Ian Davis (@iand) has just written this rather challenging blog post about the future of the 303 redirect. He’s onto something, but the idea needs work and I have an idea…
Background
A key point of the semantic web is that you can use URIs (which look exactly like URLs) to represent concepts which are not resolvable into a sequence of 1’s & 0’s. A URI represents a single thing, be it an HTML document about Rice Pudding, and RDF document about Rice Pudding or the concept “Rice Pudding” itself.
Concept: http://dbpedia.org/resource/Rice_Pudding RDF: http://dbpedia.org/data/Rice_Pudding.xml HTML: http://dbpedia.org/page/Rice_Pudding
If you use an HTTP request to ask for the concept, it can’t serve you rice pudding over a TCP/IP stream so rather than tell you “200 OK” (and give you pudding) or “404 Not Found” it tells you “303 See Other” and gives a redirection to the RDF document. If it’s being extra clever, it listens to what format your client prefers (your HTTP client expresses a preference when it makes a request) and redirects you to a URL with the most palleteable data format for you.

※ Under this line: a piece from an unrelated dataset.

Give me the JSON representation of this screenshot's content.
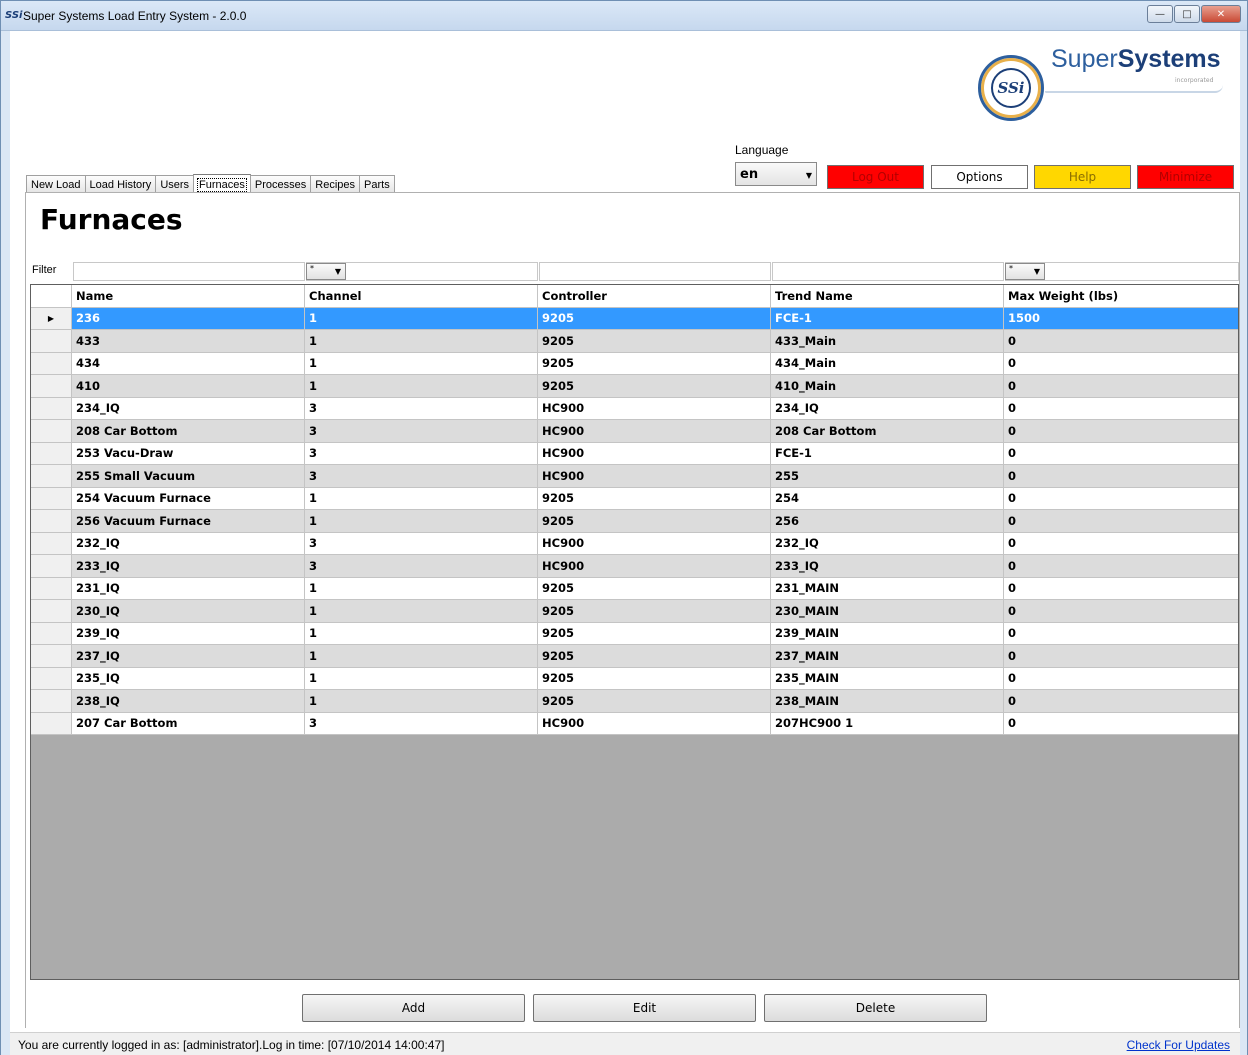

(Side note, in many ways HTTP response 418 might make more sense in this case if there was no document available).
To watch this in action try (on a Linux command line, or Terminal on OSX):
curl -v http://dbpedia.org/resource/Rice_Pudding
then
curl -v -H’Accept: application/rdf+xml’ http://dbpedia.org/resource/Rice_Pudding
The problem is that this is a pain to configure on a webserver, and makes things complicated in general. Also when you ask a person “what’s your URI?” they stare at you blankly. It’s non-trivial to get URIs out of linked data experts, if we want Linked Data to take off, it must be achieveable by people who don’t really care.
Enter Ian Davis
Ian has just written this blog post: http://iand.posterous.com/is-303-really-necessary. I really want to disagree, just to make the Fatboy Slim refererence, but I think he’s onto something. He is, if I’ve understood correctly, suggesting that when you resolve a URI you should expect to get a “200 OK” and a document about that subject. This does make things more simple, but means that the URI for a document is now different for the URL of that document.
It’s going in the right direction, and really helps solve the problem of how to ask a layman for a URI, but I’ve some ideas of how to make it work, they could either or both be used.

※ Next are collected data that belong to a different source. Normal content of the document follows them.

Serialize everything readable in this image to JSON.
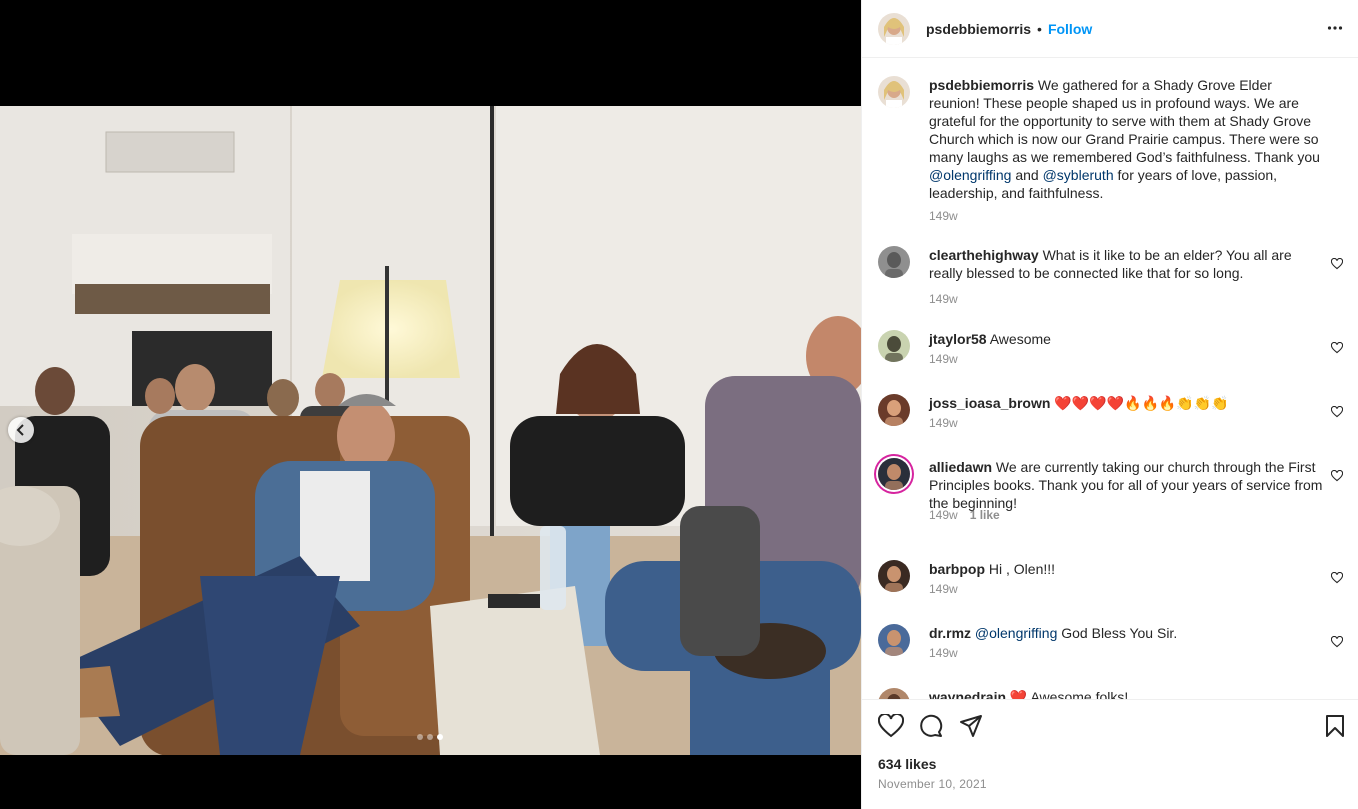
{
  "post": {
    "author": "psdebbiemorris",
    "follow_label": "Follow",
    "separator": "•",
    "caption": "We gathered for a Shady Grove Elder reunion! These people shaped us in profound ways. We are grateful for the opportunity to serve with them at Shady Grove Church which is now our Grand Prairie campus. There were so many laughs as we remembered God’s faithfulness. Thank you",
    "caption_mention_1": "@olengriffing",
    "caption_and": "and",
    "caption_mention_2": "@sybleruth",
    "caption_end": "for years of love, passion, leadership, and faithfulness.",
    "caption_time": "149w",
    "likes": "634 likes",
    "date": "November 10, 2021"
  },
  "carousel": {
    "total": 3,
    "active": 3
  },
  "comments": [
    {
      "user": "clearthehighway",
      "text": "What is it like to be an elder? You all are really blessed to be connected like that for so long.",
      "time": "149w"
    },
    {
      "user": "jtaylor58",
      "text": "Awesome",
      "time": "149w"
    },
    {
      "user": "joss_ioasa_brown",
      "text": "❤️❤️❤️❤️🔥🔥🔥👏👏👏",
      "time": "149w"
    },
    {
      "user": "alliedawn",
      "text": "We are currently taking our church through the First Principles books. Thank you for all of your years of service from the beginning!",
      "time": "149w",
      "likes": "1 like"
    },
    {
      "user": "barbpop",
      "text": "Hi , Olen!!!",
      "time": "149w"
    },
    {
      "user": "dr.rmz",
      "mention": "@olengriffing",
      "text": "God Bless You Sir.",
      "time": "149w"
    },
    {
      "user": "waynedrain",
      "text": "❤️ Awesome folks!",
      "time": ""
    }
  ],
  "icons": {
    "more": "more-options-icon",
    "like": "heart-icon",
    "comment": "comment-icon",
    "share": "paper-plane-icon",
    "save": "bookmark-icon",
    "carousel_prev": "chevron-left-icon"
  },
  "colors": {
    "accent": "#0095f6",
    "mention": "#00376b",
    "muted": "#8e8e8e"
  }
}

Making it clear what’s going on in the HTTP response
Add a new HTTP return code “208 Metadata” which indicates what you are getting is data about the resource you requested rather than the resource itself. This could also be achivied by putting specific triples in the returned document, but this feels much cleaner. However it still has the issue of requiring special server configuration.

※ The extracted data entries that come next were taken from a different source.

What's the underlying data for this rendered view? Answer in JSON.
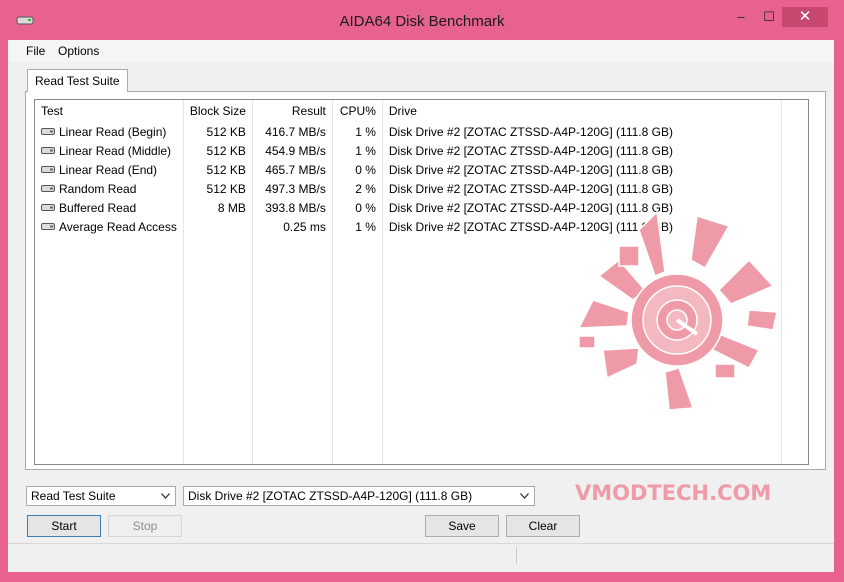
{
  "window": {
    "title": "AIDA64 Disk Benchmark",
    "minimize": "‒",
    "maximize": "☐",
    "close": "✕",
    "app_icon": "disk-icon"
  },
  "menu": {
    "items": [
      "File",
      "Options"
    ]
  },
  "tab": {
    "label": "Read Test Suite"
  },
  "columns": [
    "Test",
    "Block Size",
    "Result",
    "CPU%",
    "Drive"
  ],
  "rows": [
    {
      "test": "Linear Read (Begin)",
      "block": "512 KB",
      "result": "416.7 MB/s",
      "cpu": "1 %",
      "drive": "Disk Drive #2  [ZOTAC ZTSSD-A4P-120G]  (111.8 GB)"
    },
    {
      "test": "Linear Read (Middle)",
      "block": "512 KB",
      "result": "454.9 MB/s",
      "cpu": "1 %",
      "drive": "Disk Drive #2  [ZOTAC ZTSSD-A4P-120G]  (111.8 GB)"
    },
    {
      "test": "Linear Read (End)",
      "block": "512 KB",
      "result": "465.7 MB/s",
      "cpu": "0 %",
      "drive": "Disk Drive #2  [ZOTAC ZTSSD-A4P-120G]  (111.8 GB)"
    },
    {
      "test": "Random Read",
      "block": "512 KB",
      "result": "497.3 MB/s",
      "cpu": "2 %",
      "drive": "Disk Drive #2  [ZOTAC ZTSSD-A4P-120G]  (111.8 GB)"
    },
    {
      "test": "Buffered Read",
      "block": "8 MB",
      "result": "393.8 MB/s",
      "cpu": "0 %",
      "drive": "Disk Drive #2  [ZOTAC ZTSSD-A4P-120G]  (111.8 GB)"
    },
    {
      "test": "Average Read Access",
      "block": "",
      "result": "0.25 ms",
      "cpu": "1 %",
      "drive": "Disk Drive #2  [ZOTAC ZTSSD-A4P-120G]  (111.8 GB)"
    }
  ],
  "controls": {
    "suite_select": "Read Test Suite",
    "drive_select": "Disk Drive #2  [ZOTAC ZTSSD-A4P-120G]  (111.8 GB)",
    "start": "Start",
    "stop": "Stop",
    "save": "Save",
    "clear": "Clear"
  },
  "watermark": {
    "text": "VMODTECH.COM"
  },
  "colors": {
    "frame": "#e7628f",
    "watermark": "#ef9aa7"
  }
}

The thing Ian is going for (correct me if I’m wrong) is to allow someone to just place an RDF document in a directory and have it served over the web and you’re done. That’s OKish, but to make apache serve it with the correct mimetype it will need a ‘.rdf’ suffix, which means making a URI for ricepudding like http://data.totl.net/puddings/ricepudding.rdf which feels wrong to me. You can make it work pretty easily with PHP;
curl -v http://graphite.ecs.soton.ac.uk/experiments/208.php
… but now I’ve got a .php suffix! I can’t find any handy apache .htaccess config that lets me set the HTTP response code for a directory, the best I can find quickly is
ForceType text/n3
Header set Semantic Metadata
Which would at least mean your could create a directory of suffixless files, and indicate to an aware semantic header aware tool that this was not the requested resource, but rather metadata about it.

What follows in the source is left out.